Pour moi, ce n'est pas un défi. Les gens adhèrent ou non. Vous regardez les audiences sur W9, elles sont exceptionnelles. Elles sont meilleures que le foot masculin avec la Ligue des nations. Depuis septembre, j'ai fait une dizaine de matchs avec l'équipe de France. Il n'y avait qu'un seul stade où il n'y avait pas énormément de monde, mais c'était à Nice où même les garçons ne remplissent pas leur stade. Sinon, on a vu des ambiances exceptionnelles, que ce soit à Orléans, au Havre, à Amiens ou à Saint-Etienne. Le public est au rendez-vous. Moi, je suis là pour convertir personne. J'essaye de faire mon travail de manière professionnelle. Par exemple, j'adore la Ligue 2. Je me fais constamment chambrer par des collègues, de façon bienveillante. Je leur dis qu'ils comprennent rien et que la Ligue 2 est géniale. Je ne peux pas les convertir. C'est à eux de la découvrir et d'adhérer.
Pensez-vous que cette Coupe du monde féminine peut être un tournant pour le sport féminin à la télévision ?
Ca peut être un tournant encore plus global. En France, on a besoin de victoires. On a besoin d'essayer d'emmener les gens avec nous pour qu'on s'intéresse à telle ou telle chose. La victoire de l'équipe de France en 2018 a amené une énorme envie de la part des petits garçons et des petites filles de se mettre au foot, parce qu'ils se sont régalés pendant cette Coupe du monde. C'est ce qu'il va se passer cet été si les Bleues font un beau parcours. Mais il faudra un sacre. S'il y a une élimination très décevante, ça fera pschitt ! Cette envie de faire du foot chez les filles est déjà présente à travers le foot masculin. Ensuite, je pense qu'il faut qu'il y ait des visages, une épopée, des matchs à rebondissements. Si Wendie Renard marque le but de la victoire de la tête à la 92e minute en demi-finale, les enfants voudront être Wendie à la rentrée !
"J'aimerais retrouver ce rôle d'animatrice."
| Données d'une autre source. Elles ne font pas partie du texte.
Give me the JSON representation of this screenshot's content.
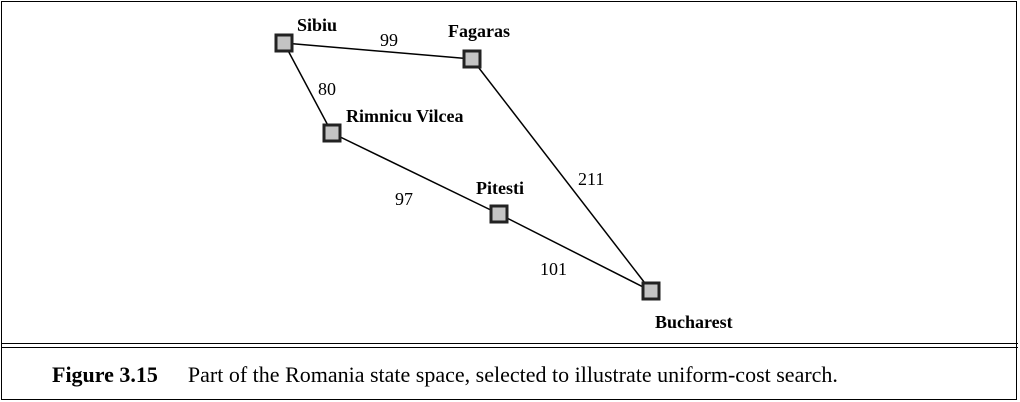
{
  "figure": {
    "label": "Figure 3.15",
    "caption": "Part of the Romania state space, selected to illustrate uniform-cost search."
  },
  "graph": {
    "nodes": [
      {
        "id": "sibiu",
        "name": "Sibiu"
      },
      {
        "id": "fagaras",
        "name": "Fagaras"
      },
      {
        "id": "rimnicu",
        "name": "Rimnicu Vilcea"
      },
      {
        "id": "pitesti",
        "name": "Pitesti"
      },
      {
        "id": "bucharest",
        "name": "Bucharest"
      }
    ],
    "edges": [
      {
        "from": "sibiu",
        "to": "fagaras",
        "cost": "99"
      },
      {
        "from": "sibiu",
        "to": "rimnicu",
        "cost": "80"
      },
      {
        "from": "rimnicu",
        "to": "pitesti",
        "cost": "97"
      },
      {
        "from": "fagaras",
        "to": "bucharest",
        "cost": "211"
      },
      {
        "from": "pitesti",
        "to": "bucharest",
        "cost": "101"
      }
    ]
  },
  "colors": {
    "node_fill": "#c4c4c4",
    "node_stroke": "#222222",
    "edge": "#000000"
  }
}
Revenons sur votre saison au sein de W9 et de L'Equipe. Quel bilan tirez-vous de votre année ?
Il y a effectivement de belles choses avec le football féminin que je suis pour W9 depuis septembre 2018. Je suis très contente d'être avec Camille Abily et Denis Balbir sur cette discipline. Ca fait des années que je voulais inviter Camille dans des émissions. Elle ne pouvait jamais. Quand j'avais déjeuné avec mes dirigeants de W9 et M6 et qu'ils m'avaient proposé le foot féminin, je leur avais dit qu'il fallait à tout prix prendre Camille Abily comme consultante. Ils m'avaient répondu : "On l'a déjà signée". C'était le meilleur choix qu'ils pouvaient faire. J'ai aussi couvert les Bleus garçons de manière épisodique en fonction de la répartition des matchs avec TF1. Là aussi, c'est toujours des retrouvailles avec Guy Stephan et Didier Deschamps, que j'ai connus au début de ma carrière. C'est intéressant de découvrir l'après-Coupe du monde et le visage que peut afficher l'équipe de France. Ensuite, il y a des compétitions qui sont ouvertes à de plus en plus d'équipes. Donc, forcément, le niveau des matchs n'est pas le plus enthousiasmant du monde. Mais dans ces matchs, on trouve toujours des petits bonheurs.
Vous avez de nombreuses casquettes, que ce soit celle de chroniqueuse, d'intervieweuse ou d'animatrice. Quel est le rôle qui vous plaît le plus ?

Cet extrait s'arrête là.